Edward Bulwer-Lytton: The Last Days of Pompeii

BOOK THE FOURTH
10. Chapter X (continued)

His primary object, with respect to the unfortunate Neapolitan, was that which he had really stated to Clodius, viz., to prevent her interesting herself actively in the trial of Glaucus, and also to guard against her accusing him (which she would, doubtless, have done) of his former act of perfidy and violence towards her, his ward--denouncing his causes for vengeance against Glaucus--unveiling the hypocrisy of his character--and casting any doubt upon his veracity in the charge which he had made against the Athenian. Not till he had encountered her that morning--not till he had heard her loud denunciations--was he aware that he had also another danger to apprehend in her suspicion of his crime. He hugged himself now at the thought that these ends were effected: that one, at once the object of his passion and his fear, was in his power. He believed more than ever the flattering promises of the stars; and when he sought Ione in that chamber in the inmost recesses of his mysterious mansion to which he had consigned her--when he found her overpowered by blow upon blow, and passing from fit to fit, from violence to torpor, in all the alternations of hysterical disease--he thought more of the loveliness which no frenzy could distort than of the woe which he had brought upon her. In that sanguine vanity common to men who through life have been invariably successful, whether in fortune or love, he flattered himself that when Glaucus had perished--when his name was solemnly blackened by the award of a legal judgment, his title to her love for ever forfeited by condemnation to death for the murder of her own brother--her affection would be changed to horror; and that his tenderness and his passion, assisted by all the arts with which he well knew how to dazzle woman's imagination, might elect him to that throne in her heart from which his rival would be so awfully expelled.
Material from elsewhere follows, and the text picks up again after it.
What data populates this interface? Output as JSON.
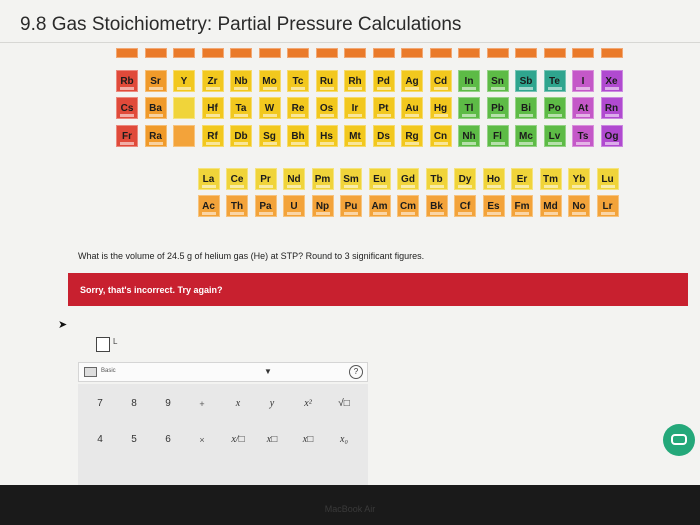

This was his hope: but should it fail, his unholy and fervid passion whispered, 'At the worst, now she is in my power.'

Yet, withal, he felt that uneasiness and apprehension which attended upon the chance of detection, even when the criminal is insensible to the voice of conscience--that vague terror of the consequences of crime, which is often mistaken for remorse at the crime itself. The buoyant air of Campania weighed heavily upon his breast; he longed to hurry from a scene where danger might not sleep eternally with the dead; and, having Ione now in his possession, he secretly resolved, as soon as he had witnessed the last agony of his rival, to transport his wealth--and her, the costliest treasure of all, to some distant shore.